The Bangkok Post (10 July 2009: “Protesters not allowed at Asean meeting”) reports that Suthep has warned the UDD because it announced that it would not disrupt the meeting but that it “would try to hand a letter to Asean officials during the meeting in Phuket, demanding the resignation of Foreign Minister Kasit Piromya.”

And then the Post adds this neat final paragraph: “The PAD’s Phuket branch released a statement saying the group supported the Asean meetings and would help authorities keep an eye on any suspicious people to prevent anyone creating chaos during the summit.” A loyal reader comments: “Thugs and goons, encouraged and protected by the government, in the streets.” Even if PAD isn’t mobilized, at a minimum, this is another example of the government’s lack of commitment to the even-handedness.

PPT wonders if Newin’s blue shirts will again show up and whether they will be accommodated by the government, as they were in Pattaya.

Meanwhile, on Saturday, in another example of the “great fear” permeating the government and ruling class, and despite considerable misgivings about the visit to Newin country, Abhisit is in Buriram province. The Nation (11 July 2009: “4,800 police deployed”) reports that Jongrak Juthanond, deputy national police commissioner, expressed confidence that the addition 4,800 police deployed in the province “would be able to prevent any serious incident from happening even though some 15 groups, including the red shirts, were expected to gather during the prime minister’s tour.”

Jongrak said that “peaceful protests would be allowed but that police would take legal action against any troublemakers who create violence.”

PM’s Office Minister Satit Wongnongtaey is reported to have said that “some 60 community radio stations in northeastern provinces would relay and broadcast Abhisit’s speeches during his Buri Ram visit.

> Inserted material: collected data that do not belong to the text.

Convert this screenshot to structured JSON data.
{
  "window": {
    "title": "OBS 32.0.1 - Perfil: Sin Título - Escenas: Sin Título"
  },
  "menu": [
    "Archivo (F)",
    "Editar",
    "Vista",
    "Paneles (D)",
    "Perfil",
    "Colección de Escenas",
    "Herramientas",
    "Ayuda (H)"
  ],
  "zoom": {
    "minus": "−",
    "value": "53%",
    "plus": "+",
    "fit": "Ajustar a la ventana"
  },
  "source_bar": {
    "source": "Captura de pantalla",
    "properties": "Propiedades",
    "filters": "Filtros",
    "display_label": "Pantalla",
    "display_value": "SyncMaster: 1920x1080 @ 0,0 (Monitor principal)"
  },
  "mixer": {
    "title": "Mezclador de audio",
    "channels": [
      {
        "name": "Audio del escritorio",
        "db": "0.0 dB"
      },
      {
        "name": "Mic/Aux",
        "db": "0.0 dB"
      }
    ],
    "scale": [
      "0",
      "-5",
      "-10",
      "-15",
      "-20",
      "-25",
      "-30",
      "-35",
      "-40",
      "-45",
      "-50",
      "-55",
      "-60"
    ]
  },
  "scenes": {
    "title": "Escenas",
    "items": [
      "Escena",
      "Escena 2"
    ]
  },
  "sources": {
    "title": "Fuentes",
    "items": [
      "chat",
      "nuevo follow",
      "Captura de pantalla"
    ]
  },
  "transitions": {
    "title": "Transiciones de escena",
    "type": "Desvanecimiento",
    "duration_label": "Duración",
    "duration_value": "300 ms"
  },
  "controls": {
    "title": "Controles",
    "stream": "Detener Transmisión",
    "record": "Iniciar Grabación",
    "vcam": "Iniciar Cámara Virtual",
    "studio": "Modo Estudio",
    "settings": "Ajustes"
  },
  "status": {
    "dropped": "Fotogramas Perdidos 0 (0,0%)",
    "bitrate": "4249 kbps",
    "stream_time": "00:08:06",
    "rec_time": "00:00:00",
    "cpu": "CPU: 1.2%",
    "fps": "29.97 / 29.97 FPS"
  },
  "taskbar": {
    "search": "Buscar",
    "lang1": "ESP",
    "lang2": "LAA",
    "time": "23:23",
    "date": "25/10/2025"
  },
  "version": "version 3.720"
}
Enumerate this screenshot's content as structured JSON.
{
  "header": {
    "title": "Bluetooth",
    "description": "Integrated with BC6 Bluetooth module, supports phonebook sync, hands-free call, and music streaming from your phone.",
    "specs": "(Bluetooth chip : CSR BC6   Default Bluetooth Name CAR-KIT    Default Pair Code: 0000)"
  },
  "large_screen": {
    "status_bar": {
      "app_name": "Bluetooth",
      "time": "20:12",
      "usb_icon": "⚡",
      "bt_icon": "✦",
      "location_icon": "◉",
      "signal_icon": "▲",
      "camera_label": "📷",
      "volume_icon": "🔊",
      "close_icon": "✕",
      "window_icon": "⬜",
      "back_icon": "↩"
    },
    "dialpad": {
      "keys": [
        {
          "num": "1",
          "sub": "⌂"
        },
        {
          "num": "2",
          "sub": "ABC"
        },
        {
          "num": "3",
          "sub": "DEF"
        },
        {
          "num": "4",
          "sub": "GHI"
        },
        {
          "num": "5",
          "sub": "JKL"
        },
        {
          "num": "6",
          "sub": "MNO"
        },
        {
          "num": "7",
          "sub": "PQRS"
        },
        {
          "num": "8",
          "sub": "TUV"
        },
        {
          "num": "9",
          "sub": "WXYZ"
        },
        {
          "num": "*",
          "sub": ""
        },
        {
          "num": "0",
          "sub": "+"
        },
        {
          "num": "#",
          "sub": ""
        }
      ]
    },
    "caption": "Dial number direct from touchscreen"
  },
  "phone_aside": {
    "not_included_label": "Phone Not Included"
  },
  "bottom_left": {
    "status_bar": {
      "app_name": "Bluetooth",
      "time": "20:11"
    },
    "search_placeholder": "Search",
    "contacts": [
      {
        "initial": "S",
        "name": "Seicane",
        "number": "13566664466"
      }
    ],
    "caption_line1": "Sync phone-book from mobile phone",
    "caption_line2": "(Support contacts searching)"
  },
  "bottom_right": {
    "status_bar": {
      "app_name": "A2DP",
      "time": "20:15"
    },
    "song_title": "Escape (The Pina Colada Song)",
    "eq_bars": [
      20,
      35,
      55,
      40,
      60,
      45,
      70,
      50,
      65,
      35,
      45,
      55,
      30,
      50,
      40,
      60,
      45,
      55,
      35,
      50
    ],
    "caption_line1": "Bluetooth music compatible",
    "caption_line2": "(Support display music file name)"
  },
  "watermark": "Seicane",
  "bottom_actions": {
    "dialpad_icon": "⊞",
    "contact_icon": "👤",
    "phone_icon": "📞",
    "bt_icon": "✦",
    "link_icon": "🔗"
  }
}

Satit said the radio stations would link up to Radio Thailand to broadcast the speeches live.” In a veiled threat, Satit asked the “red shirts not to disrupt the visit, because the prime minister will be there to discuss budget to be allocated for development projects in Buri Ram.” PPT recalls the complaints from the Democrat Party when Thaksin Shinawatra’s government made similar threats to withhold funding from dissident provinces.

UDD leader Nattawut Saikua, while noting that red shirts had the “freedom to travel anywhere they liked in the country,” wryly commented that “it would be the PM’s visit, not the red shirts, that would disrupt peace in Buri Ram, judging from the amount of police to be deployed.”

The Bangkok Post (11 July 2009: “PM given commando escort to Buri Ram”) adds several details on the fear amongst the government (or is it hope for a clash?) and that Abhisit will have the Arintharat commando unit surrounding and escorting him in Buriram.